The BJP has been expanding its footprint in the Northeast ever since it won the 2014 general election. The party now runs governments in Assam, Manipur, Tripura and Arunachal Pradesh whereas its allies are in office in Meghalaya, Nagaland and Mizoram. However, its allies are distancing themselves from the BJP over the citizenship bill. On Wednesday, the Asom Gana Parishad, the political face of Assamese subnationalism, withdrew its ministers from the BJP-led government in Guwahati and quit the NDA. Meghalaya Chief Minister Conrad Sangma has said his party, a constituent of the NDA, is opposed to the bill. The Indigenous People’s Front of Tripura (IPFT), again an ally of the BJP, supported the protests in Tripura against the bill. Mizoram Chief Minister Zoramthanga, another NDA partner, has also opposed the proposed law. The political churn reflects the fact that questions concerning ethnic and linguistic identities have underpinned politics in the region for decades. However, the subnationalist narrative in the region so far focussed on opposition to the “foreigner”, and has been indifferent to religion.
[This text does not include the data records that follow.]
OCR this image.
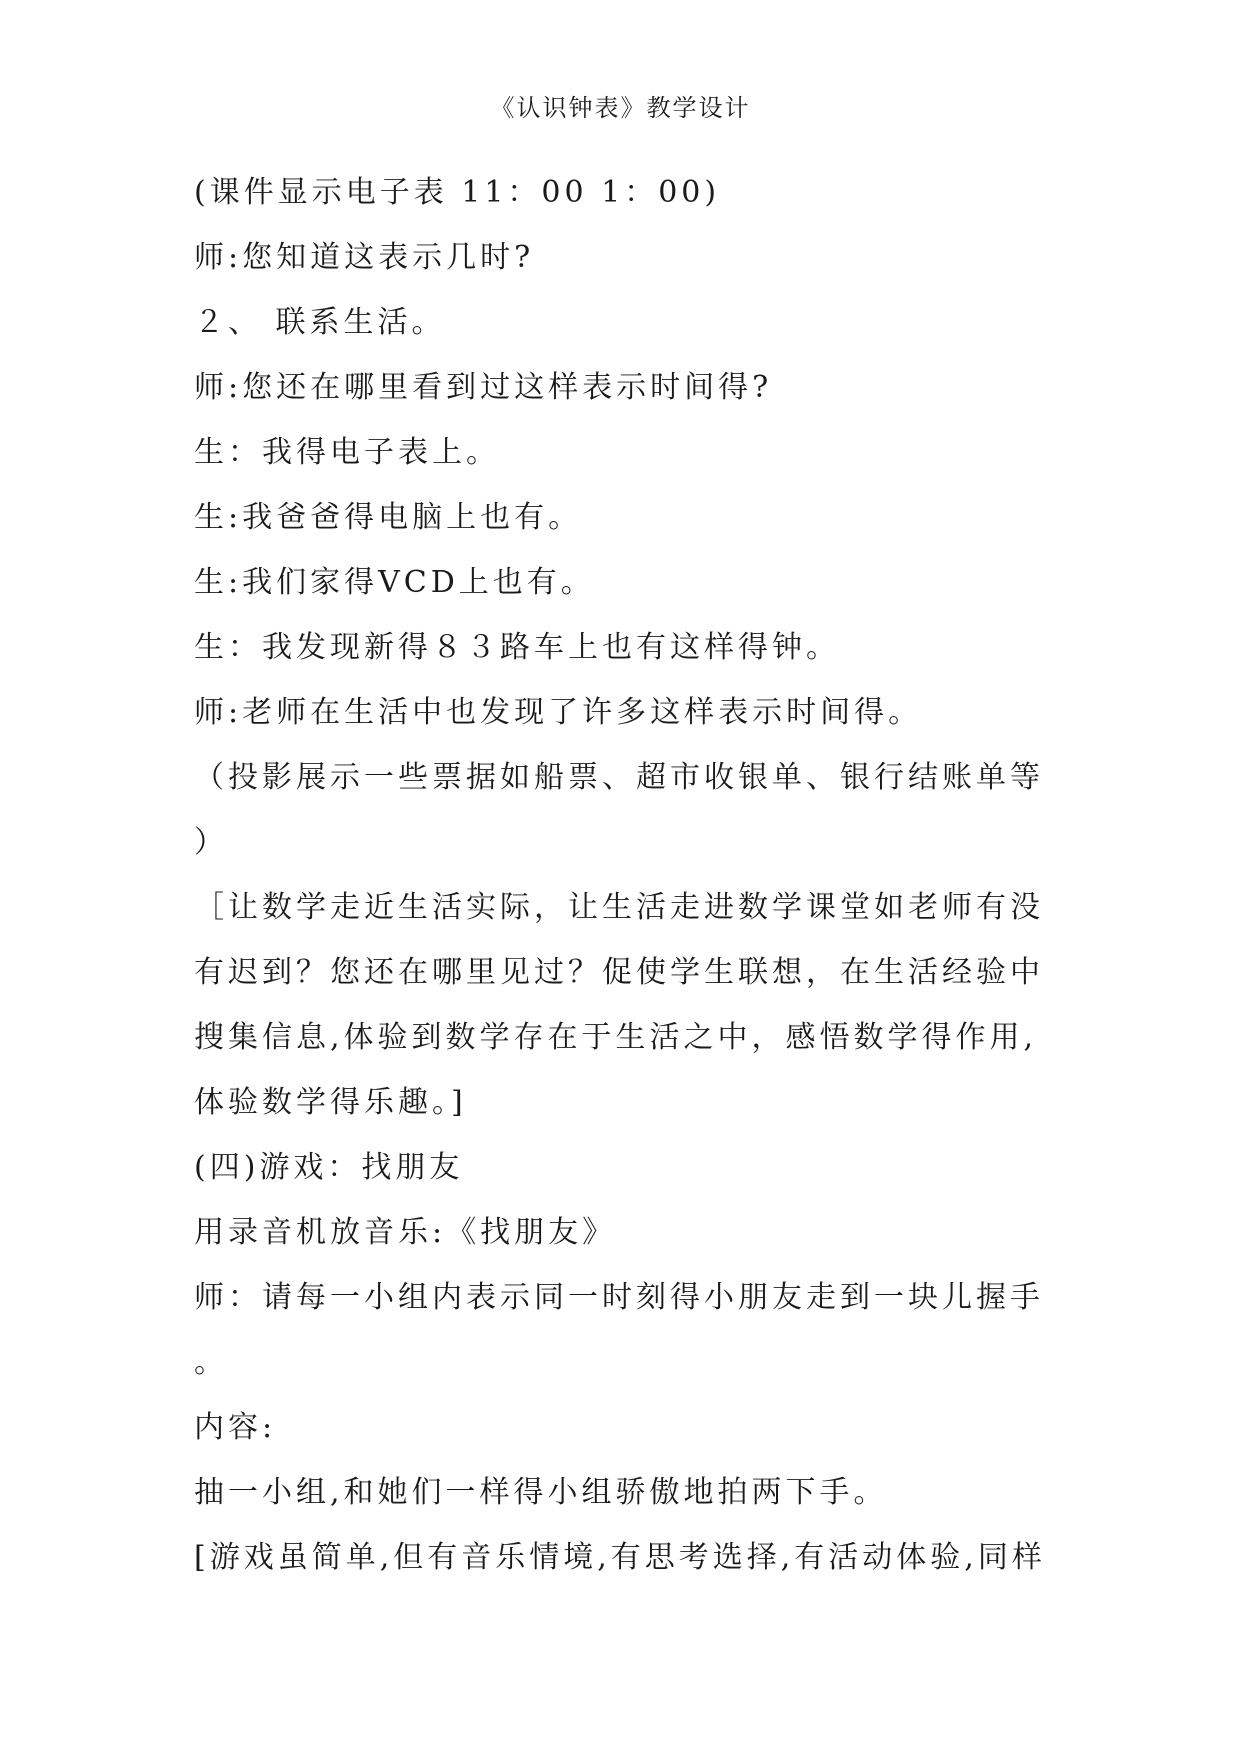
《认识钟表》教学设计
(课件显示电子表 11：00 1：00)
师:您知道这表示几时?
２、 联系生活。
师:您还在哪里看到过这样表示时间得?
生：我得电子表上。
生:我爸爸得电脑上也有。
生:我们家得VCD上也有。
生：我发现新得８３路车上也有这样得钟。
师:老师在生活中也发现了许多这样表示时间得。
（投影展示一些票据如船票、超市收银单、银行结账单等
）
［让数学走近生活实际，让生活走进数学课堂如老师有没
有迟到？您还在哪里见过？促使学生联想，在生活经验中
搜集信息,体验到数学存在于生活之中，感悟数学得作用,
体验数学得乐趣。]
(四)游戏：找朋友
用录音机放音乐:《找朋友》
师：请每一小组内表示同一时刻得小朋友走到一块儿握手
。
内容:
抽一小组,和她们一样得小组骄傲地拍两下手。
[游戏虽简单,但有音乐情境,有思考选择,有活动体验,同样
The Citizenship Amendment Bill, which privileges the claims of non-Muslim migrants, has sought to twist this narrative. BJP leader Himanta Biswa Sarma has painted the spectre of Muslim separatism to build support for the bill. This is a divisive and dangerous idea, especially in Assam, where Muslims constitute over 34 per cent of the population and many Muslim outfits support secular opposition to illegal migration. The citizenship bill also complicates the NRC process since it advances the cut-off date for non-Muslims seeking Indian citizenship to 2014 from 1971, the year agreed upon in the Assam Accord. This would mean that a significant percentage of the 40 lakh people who may turn stateless once the NRC is updated will qualify for Indian citizenship, a prospect that alarms subnationalist forces in the Northeast. The BJP has sought to assuage such fears by promising extra protection to indigenous communities. The emphasis on exclusivist identities is a fraught proposition. The BJP is exposing a new faultline by proposing that religious identity be the marker of citizenship.